Sette giorni dopo, la bilancia del reparto di pediatria ha registrato un incremento di peso di 200 grammi. A quel punto il pediatra si è convinto che davvero il benessere di Gaia passava dalle carezze di una mamma, capace di darle amore e attenzioni costanti senza ipoteche, una mamma capace di non perdere mai di vista gli altri sette bimbi affidati alla casa-famiglia e i due figli biologici. Visto che gli altri tre figli della coppia, ormai grandi, vivono da soli.

Ma questa coppia che ha messo a disposizione tempo, competenze e risorse non vive di solidarietà. Sono volontari e quindi diversamente dagli operatori delle comunità educative, non percepiscono remunerazioni di alcun tipo. Cristina, che un lavoro ce l’aveva, a ogni nuovo ingresso nella casa famiglia di minori in difficoltà, ha chiesto e ottenuto congedi per maternità. Un diritto che viene riconosciuto a qualsiasi mamma adottiva o affidataria.

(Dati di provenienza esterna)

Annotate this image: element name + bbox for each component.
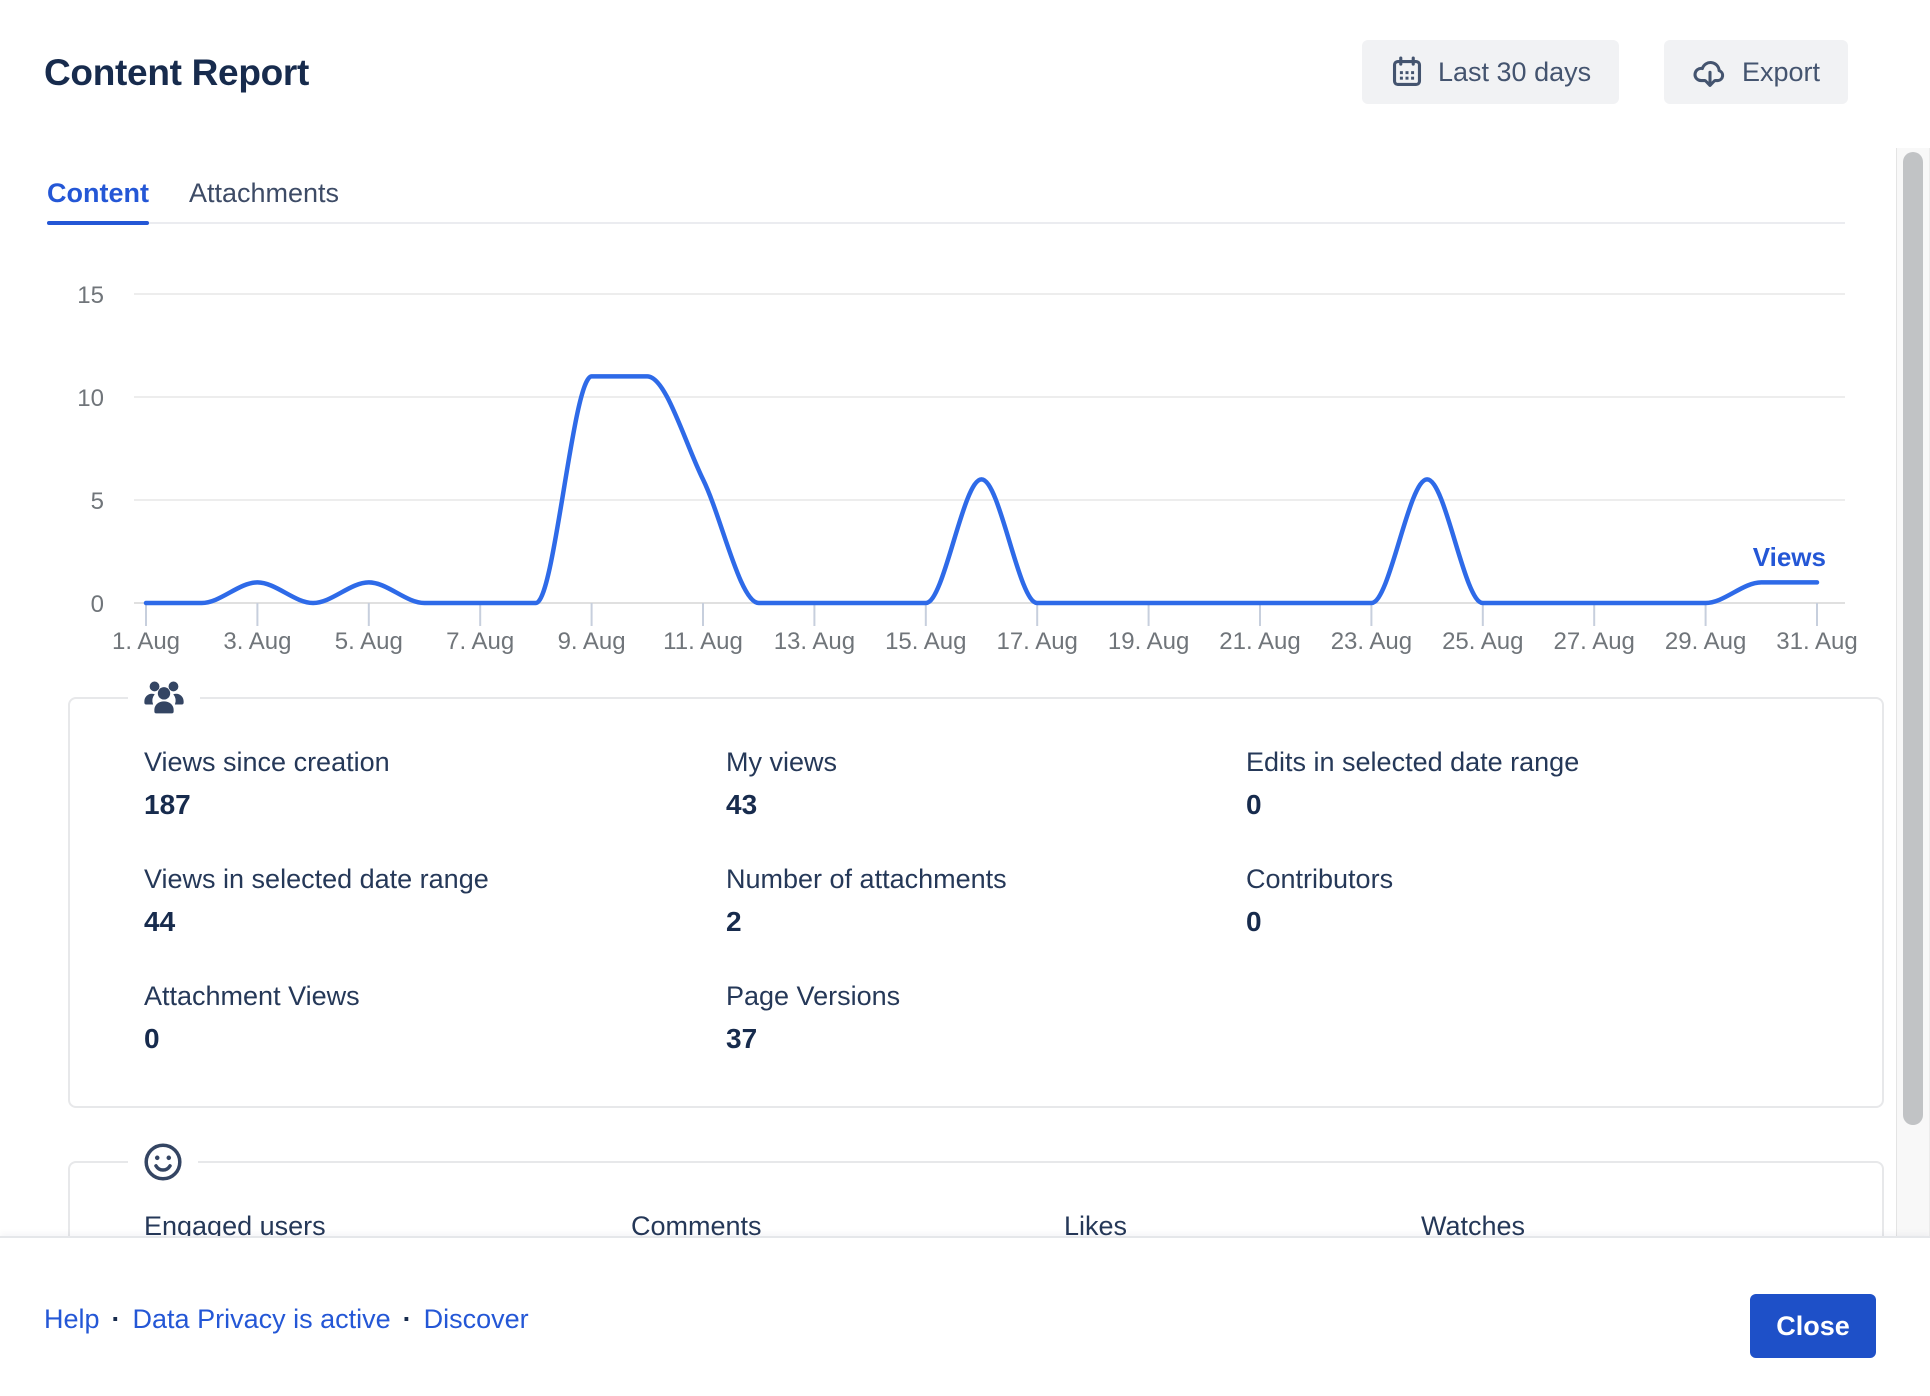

A una mamma affidataria la legge riconosce tre mesi di aspettativa, necessari per curare la relazione affettiva con bambini già provati.

Nel caso di Cristina, l’Inps ha concesso l’indennità.  Per sette volte, tanti quanti i minori accolti, salvo poi inviare alla signora- dopo 17 mesi- una lettera che non solo nega la legittimità dei congedi, ma invita la lavoratrice a restituire le somme percepite, pari a 21mila euro. Perché lei non è una ‘semplice mamma affidataria’, ma con suo marito ha aperto una casa famiglia. E quindi tecnicamente i bambini, fino a otto, vengono affidati giuridicamente all’associazione Amici dei Bambini.

Cristina dopo aver scritto un reclamo all’Inps, che ha confermato la decisione assunta, ha deciso di rivolgersi al Tribunale  per chiedere ai giudici di riconoscerle almeno il diritto al congedo così come l’Inps le aveva concesso in prima istanza. Messa alle strette, anche dall’azienda nella quale lavorava, la signora Cristina ha seguito la legge del cuore. Quei bambini che bussano alla sua porta sono la missione più importante della sua vita e così a malincuore si è licenziata.

Ma resta il problema di fondo: negare la maternità alla persona che svolge di fatto il ruolo di affidataria, vuol dire affossare l’affido, poiché vengono negati gli strumenti per poterlo realizzare. E chi subisce il danno maggiore è ancora una volta il minore coinvolto. Che ne sarebbe di Gaia senza mamma Cristina? E che ne sarà dei tanti bambini che come Gaia hanno diritto a vivere in una famiglia, se non biologica, almeno affidataria?